2001 wurde ein von uns schon seit vielen Jahren angeregtes Projekt realisiert (vgl. auch FREDRICH & WOLTER 1996). In Klein Wall wurde eine Fischtreppe durch den Wasser- und Landschaftspflegeverband „Untere Spree“ errichtet, die in erheblichem Umfang durch den Naturschutzfonds des Landes Brandenburg finanziert wurde. Wasser- und Naturschutzbehörde des Landkreises Oder-Spree waren kooperativ beteiligt. Jetzt ist wieder ein uneingeschränkter Faunenaustausch zwischen der oberen und unteren Löcknitz möglich. In den letzten Jahren wurde durch den Bau von Fischtreppen seitens des Wasser- und Landschaftspflegeverbandes auch die Durchgängigkeit zum Liebenberger See und zum Maxsee, die die Löcknitz speisen, wiederhergestellt.

 

Ausblick

 

2002 wurde das NSG Löcknitztal in der 1. Tranche durch das Land Brandenburg als FFH-Gebiet gemeldet. Hierdurch wird die Arbeit des Vereins gewürdigt, denn ohne unser Tun wäre das Tal heute ein einförmig bestocktes Erlen- und Weidenbruchgebiet.

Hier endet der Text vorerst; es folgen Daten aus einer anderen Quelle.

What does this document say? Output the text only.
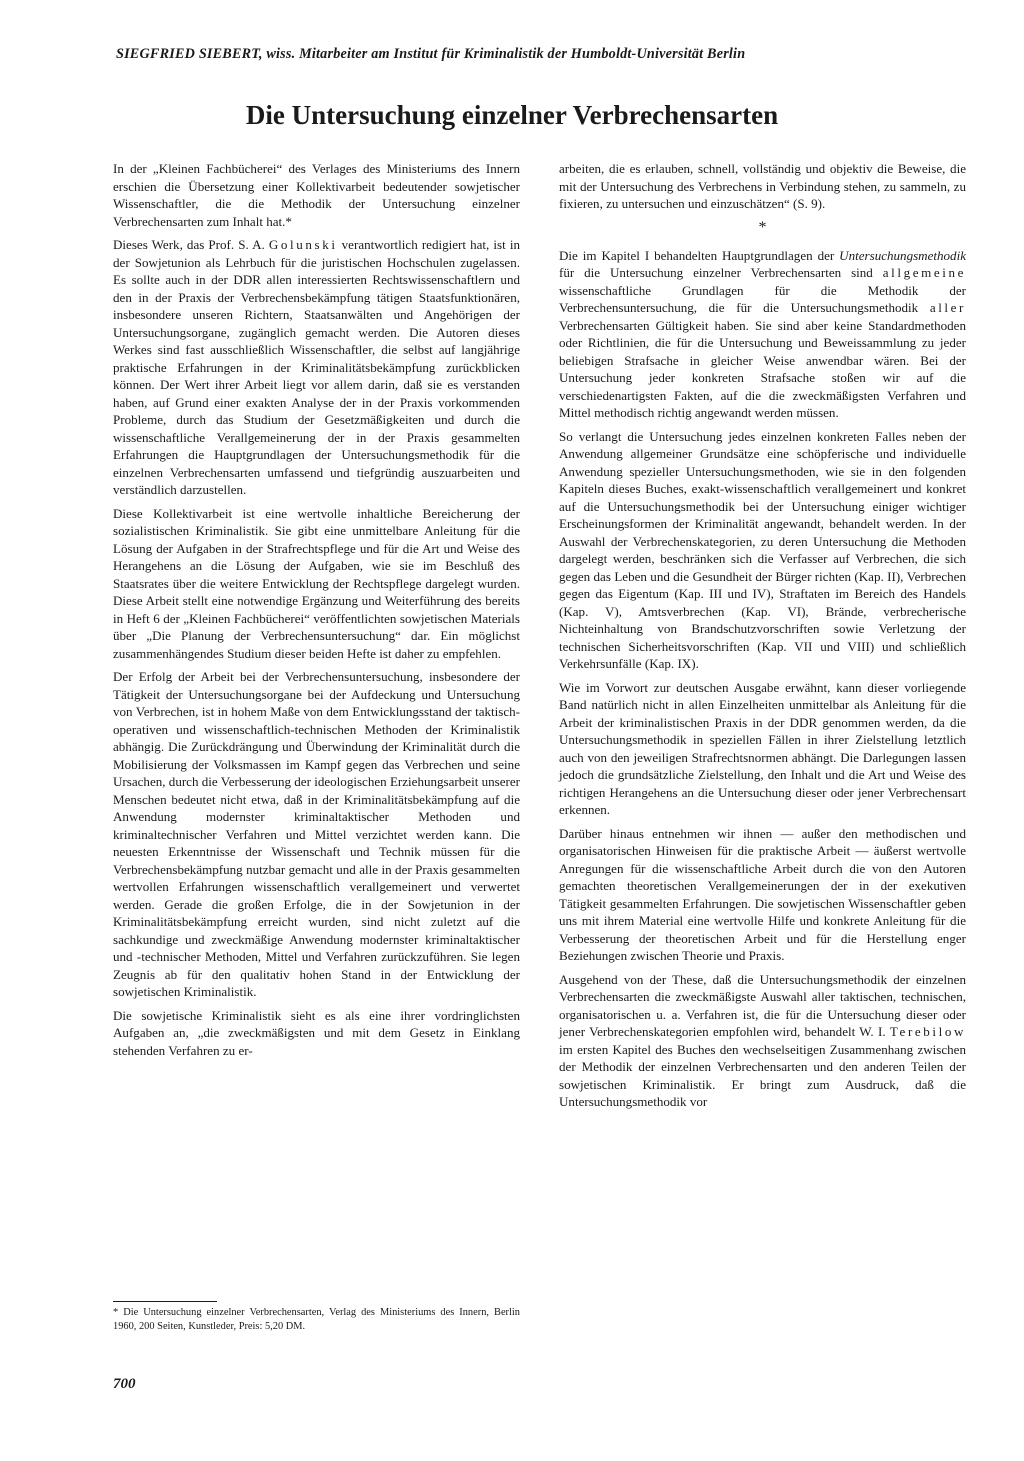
SIEGFRIED SIEBERT, wiss. Mitarbeiter am Institut für Kriminalistik der Humboldt-Universität Berlin
Die Untersuchung einzelner Verbrechensarten

In der „Kleinen Fachbücherei“ des Verlages des Ministeriums des Innern erschien die Übersetzung einer Kollektivarbeit bedeutender sowjetischer Wissenschaftler, die die Methodik der Untersuchung einzelner Verbrechensarten zum Inhalt hat.*

Dieses Werk, das Prof. S. A. Golunski verantwortlich redigiert hat, ist in der Sowjetunion als Lehrbuch für die juristischen Hochschulen zugelassen. Es sollte auch in der DDR allen interessierten Rechtswissenschaftlern und den in der Praxis der Verbrechensbekämpfung tätigen Staatsfunktionären, insbesondere unseren Richtern, Staatsanwälten und Angehörigen der Untersuchungsorgane, zugänglich gemacht werden. Die Autoren dieses Werkes sind fast ausschließlich Wissenschaftler, die selbst auf langjährige praktische Erfahrungen in der Kriminalitätsbekämpfung zurückblicken können. Der Wert ihrer Arbeit liegt vor allem darin, daß sie es verstanden haben, auf Grund einer exakten Analyse der in der Praxis vorkommenden Probleme, durch das Studium der Gesetzmäßigkeiten und durch die wissenschaftliche Verallgemeinerung der in der Praxis gesammelten Erfahrungen die Hauptgrundlagen der Untersuchungsmethodik für die einzelnen Verbrechensarten umfassend und tiefgründig auszuarbeiten und verständlich darzustellen.

Diese Kollektivarbeit ist eine wertvolle inhaltliche Bereicherung der sozialistischen Kriminalistik. Sie gibt eine unmittelbare Anleitung für die Lösung der Aufgaben in der Strafrechtspflege und für die Art und Weise des Herangehens an die Lösung der Aufgaben, wie sie im Beschluß des Staatsrates über die weitere Entwicklung der Rechtspflege dargelegt wurden. Diese Arbeit stellt eine notwendige Ergänzung und Weiterführung des bereits in Heft 6 der „Kleinen Fachbücherei“ veröffentlichten sowjetischen Materials über „Die Planung der Verbrechensuntersuchung“ dar. Ein möglichst zusammenhängendes Studium dieser beiden Hefte ist daher zu empfehlen.

Der Erfolg der Arbeit bei der Verbrechensuntersuchung, insbesondere der Tätigkeit der Untersuchungsorgane bei der Aufdeckung und Untersuchung von Verbrechen, ist in hohem Maße von dem Entwicklungsstand der taktisch-operativen und wissenschaftlich-technischen Methoden der Kriminalistik abhängig. Die Zurückdrängung und Überwindung der Kriminalität durch die Mobilisierung der Volksmassen im Kampf gegen das Verbrechen und seine Ursachen, durch die Verbesserung der ideologischen Erziehungsarbeit unserer Menschen bedeutet nicht etwa, daß in der Kriminalitätsbekämpfung auf die Anwendung modernster kriminaltaktischer Methoden und kriminaltechnischer Verfahren und Mittel verzichtet werden kann. Die neuesten Erkenntnisse der Wissenschaft und Technik müssen für die Verbrechensbekämpfung nutzbar gemacht und alle in der Praxis gesammelten wertvollen Erfahrungen wissenschaftlich verallgemeinert und verwertet werden. Gerade die großen Erfolge, die in der Sowjetunion in der Kriminalitätsbekämpfung erreicht wurden, sind nicht zuletzt auf die sachkundige und zweckmäßige Anwendung modernster kriminaltaktischer und -technischer Methoden, Mittel und Verfahren zurückzuführen. Sie legen Zeugnis ab für den qualitativ hohen Stand in der Entwicklung der sowjetischen Kriminalistik.

Die sowjetische Kriminalistik sieht es als eine ihrer vordringlichsten Aufgaben an, „die zweckmäßigsten und mit dem Gesetz in Einklang stehenden Verfahren zu er-

arbeiten, die es erlauben, schnell, vollständig und objektiv die Beweise, die mit der Untersuchung des Verbrechens in Verbindung stehen, zu sammeln, zu fixieren, zu untersuchen und einzuschätzen“ (S. 9).

*

Die im Kapitel I behandelten Hauptgrundlagen der Untersuchungsmethodik für die Untersuchung einzelner Verbrechensarten sind allgemeine wissenschaftliche Grundlagen für die Methodik der Verbrechensuntersuchung, die für die Untersuchungsmethodik aller Verbrechensarten Gültigkeit haben. Sie sind aber keine Standardmethoden oder Richtlinien, die für die Untersuchung und Beweissammlung zu jeder beliebigen Strafsache in gleicher Weise anwendbar wären. Bei der Untersuchung jeder konkreten Strafsache stoßen wir auf die verschiedenartigsten Fakten, auf die die zweckmäßigsten Verfahren und Mittel methodisch richtig angewandt werden müssen.

So verlangt die Untersuchung jedes einzelnen konkreten Falles neben der Anwendung allgemeiner Grundsätze eine schöpferische und individuelle Anwendung spezieller Untersuchungsmethoden, wie sie in den folgenden Kapiteln dieses Buches, exakt-wissenschaftlich verallgemeinert und konkret auf die Untersuchungsmethodik bei der Untersuchung einiger wichtiger Erscheinungsformen der Kriminalität angewandt, behandelt werden. In der Auswahl der Verbrechenskategorien, zu deren Untersuchung die Methoden dargelegt werden, beschränken sich die Verfasser auf Verbrechen, die sich gegen das Leben und die Gesundheit der Bürger richten (Kap. II), Verbrechen gegen das Eigentum (Kap. III und IV), Straftaten im Bereich des Handels (Kap. V), Amtsverbrechen (Kap. VI), Brände, verbrecherische Nichteinhaltung von Brandschutzvorschriften sowie Verletzung der technischen Sicherheitsvorschriften (Kap. VII und VIII) und schließlich Verkehrsunfälle (Kap. IX).

Wie im Vorwort zur deutschen Ausgabe erwähnt, kann dieser vorliegende Band natürlich nicht in allen Einzelheiten unmittelbar als Anleitung für die Arbeit der kriminalistischen Praxis in der DDR genommen werden, da die Untersuchungsmethodik in speziellen Fällen in ihrer Zielstellung letztlich auch von den jeweiligen Strafrechtsnormen abhängt. Die Darlegungen lassen jedoch die grundsätzliche Zielstellung, den Inhalt und die Art und Weise des richtigen Herangehens an die Untersuchung dieser oder jener Verbrechensart erkennen.

Darüber hinaus entnehmen wir ihnen — außer den methodischen und organisatorischen Hinweisen für die praktische Arbeit — äußerst wertvolle Anregungen für die wissenschaftliche Arbeit durch die von den Autoren gemachten theoretischen Verallgemeinerungen der in der exekutiven Tätigkeit gesammelten Erfahrungen. Die sowjetischen Wissenschaftler geben uns mit ihrem Material eine wertvolle Hilfe und konkrete Anleitung für die Verbesserung der theoretischen Arbeit und für die Herstellung enger Beziehungen zwischen Theorie und Praxis.

Ausgehend von der These, daß die Untersuchungsmethodik der einzelnen Verbrechensarten die zweckmäßigste Auswahl aller taktischen, technischen, organisatorischen u. a. Verfahren ist, die für die Untersuchung dieser oder jener Verbrechenskategorien empfohlen wird, behandelt W. I. Terebilow im ersten Kapitel des Buches den wechselseitigen Zusammenhang zwischen der Methodik der einzelnen Verbrechensarten und den anderen Teilen der sowjetischen Kriminalistik. Er bringt zum Ausdruck, daß die Untersuchungsmethodik vor

* Die Untersuchung einzelner Verbrechensarten, Verlag des Ministeriums des Innern, Berlin 1960, 200 Seiten, Kunstleder, Preis: 5,20 DM.
700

Diese Ausweisung gibt uns auch bessere Möglichkeiten, zukünftig mögliche naturunverträgliche Veränderungen mithilfe des Verschlechterungsverbotes abzuwehren. Wir werden durch unsere Aktivitäten auch weiterhin zum Schutz, zur Pflege und Entwicklung und zur Erforschung des Löcknitztales beitragen, um den überaus wertvollen Charakter des Gebiets langfristig zu erhalten.